Nigeria: Nigerian PMI points to expansion for second month running
February 3, 2017
In February, the Stanbic IBTC Bank Nigeria Purchasing Managers’ Index (PMI) rose from 51.9 in January to 52.2. The indicator lies above the 50-threshold that separates expansion from contraction in business conditions for the second month running after a bout of 11 months in contractionary territory.
February’s print, which marks an over one-year high, reflects an expansion in output underpinned by solid growth in new orders and improving demand conditions. Firms increased purchasing activity to meet increased demand, which contributed to the third consecutive increase in inventories of inputs. Despite increases in output and new orders, private sector firms laid off employees to reduce costs. This in turn resulted in the first accumulation of backlogs of work for the first time in six months.

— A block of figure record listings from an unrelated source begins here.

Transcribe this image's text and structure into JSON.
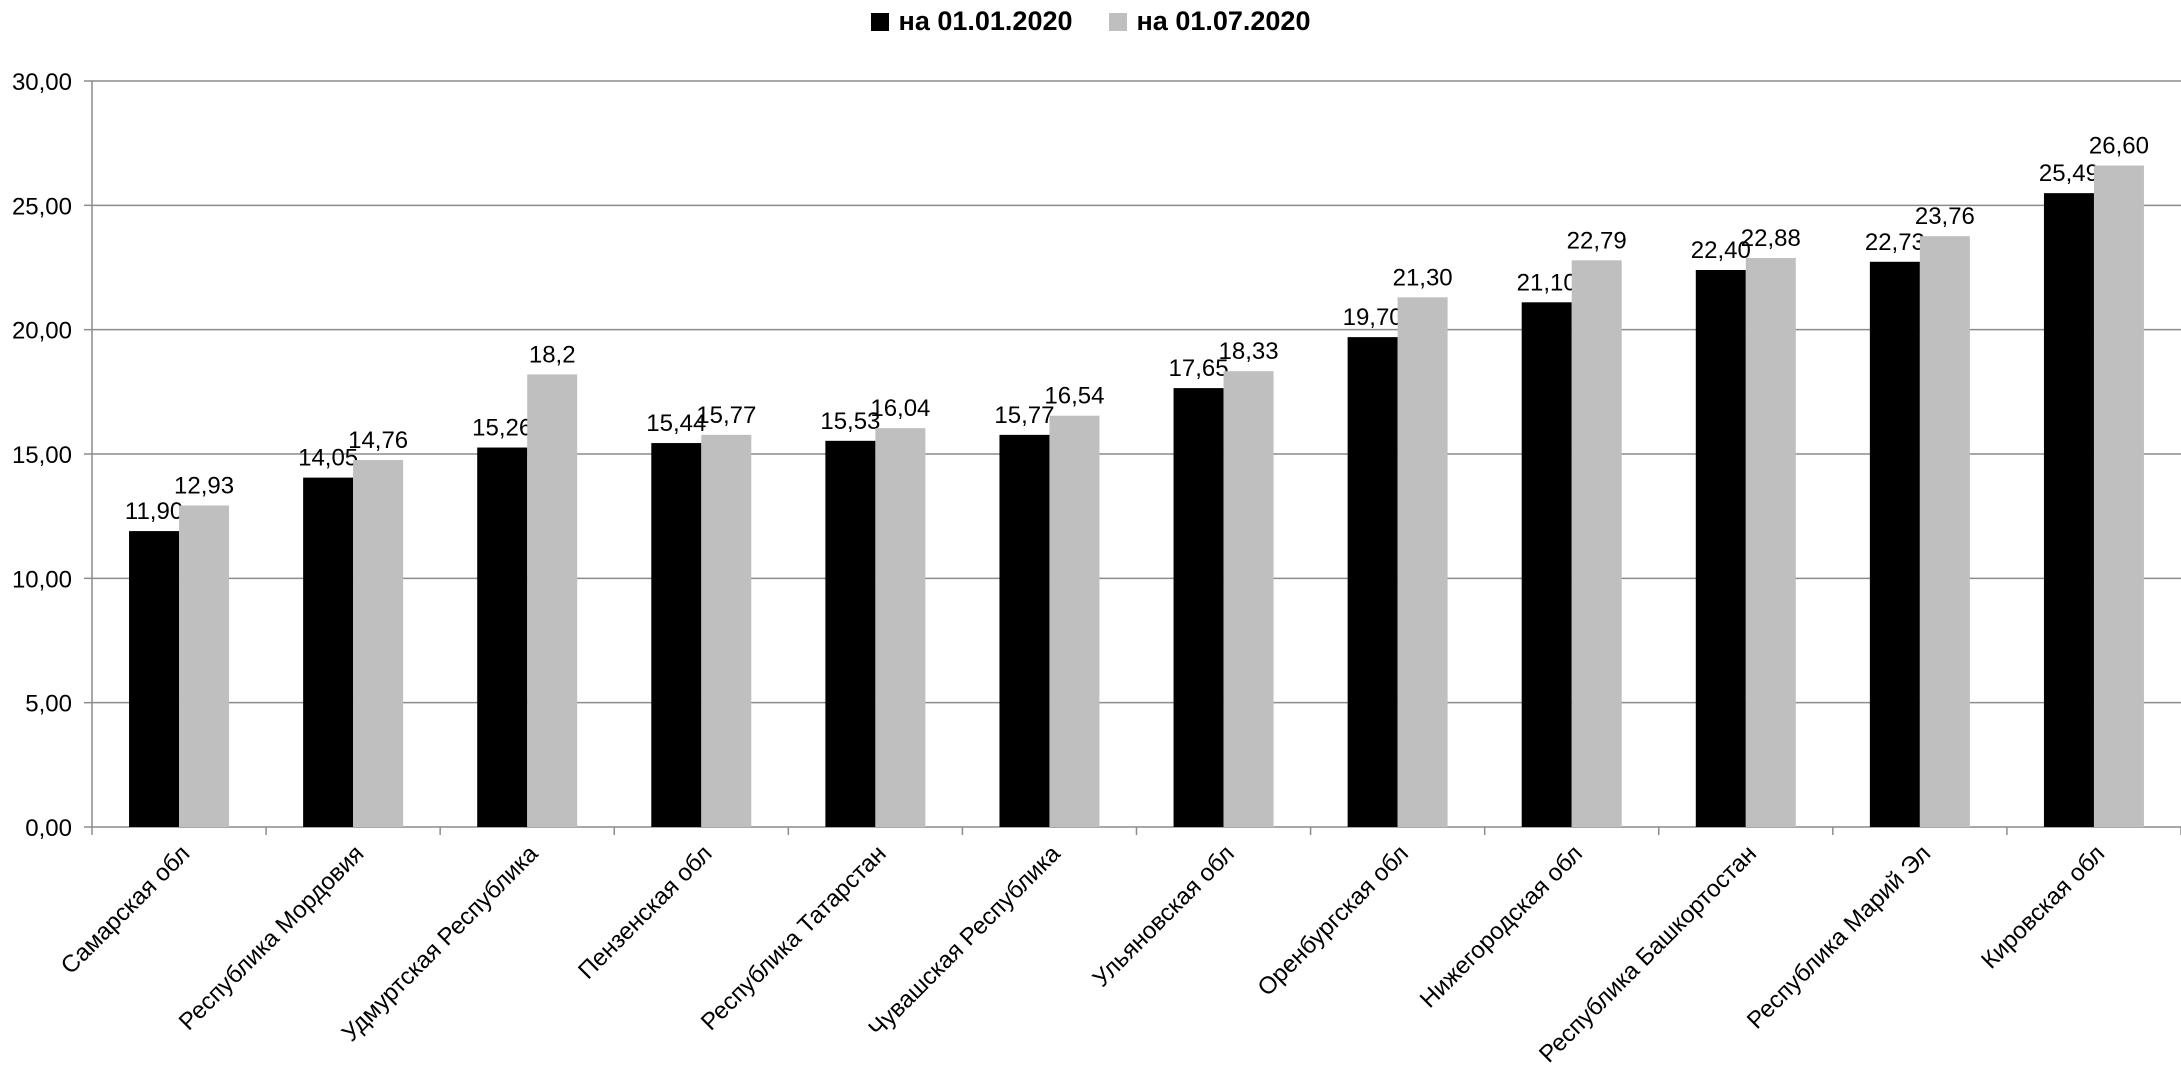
{
  "chart_data": {
    "type": "bar",
    "title": "",
    "xlabel": "",
    "ylabel": "",
    "ylim": [
      0,
      30
    ],
    "yticks": [
      "0,00",
      "5,00",
      "10,00",
      "15,00",
      "20,00",
      "25,00",
      "30,00"
    ],
    "grid": true,
    "legend_position": "top-center",
    "categories": [
      "Самарская обл",
      "Республика Мордовия",
      "Удмуртская Республика",
      "Пензенская обл",
      "Республика Татарстан",
      "Чувашская Республика",
      "Ульяновская обл",
      "Оренбургская обл",
      "Нижегородская обл",
      "Республика Башкортостан",
      "Республика Марий Эл",
      "Кировская обл"
    ],
    "series": [
      {
        "name": "на 01.01.2020",
        "color": "#000000",
        "values": [
          11.9,
          14.05,
          15.26,
          15.44,
          15.53,
          15.77,
          17.65,
          19.7,
          21.1,
          22.4,
          22.73,
          25.49
        ],
        "labels": [
          "11,90",
          "14,05",
          "15,26",
          "15,44",
          "15,53",
          "15,77",
          "17,65",
          "19,70",
          "21,10",
          "22,40",
          "22,73",
          "25,49"
        ]
      },
      {
        "name": "на 01.07.2020",
        "color": "#bfbfbf",
        "values": [
          12.93,
          14.76,
          18.2,
          15.77,
          16.04,
          16.54,
          18.33,
          21.3,
          22.79,
          22.88,
          23.76,
          26.6
        ],
        "labels": [
          "12,93",
          "14,76",
          "18,2",
          "15,77",
          "16,04",
          "16,54",
          "18,33",
          "21,30",
          "22,79",
          "22,88",
          "23,76",
          "26,60"
        ]
      }
    ]
  }
}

Regarding price developments, input costs rose at the slowest pace since the start of 2016 and the rise in output prices also softened.
Commenting on February’s report and hints of an incipient economic recovery, IHS Markit analyst Ayomide Mejabi stated that, “Although the PMI reading still lies below the long-run trend, consistently improving readings suggest that the economy may indeed be experiencing some re-balancing. […] The faster than anticipated recovery in the economy may not be unrelated to the fact that survey respondents continue reporting an expansion of output, perhaps due to increased supply of FX needed for import activity and domestic investment.”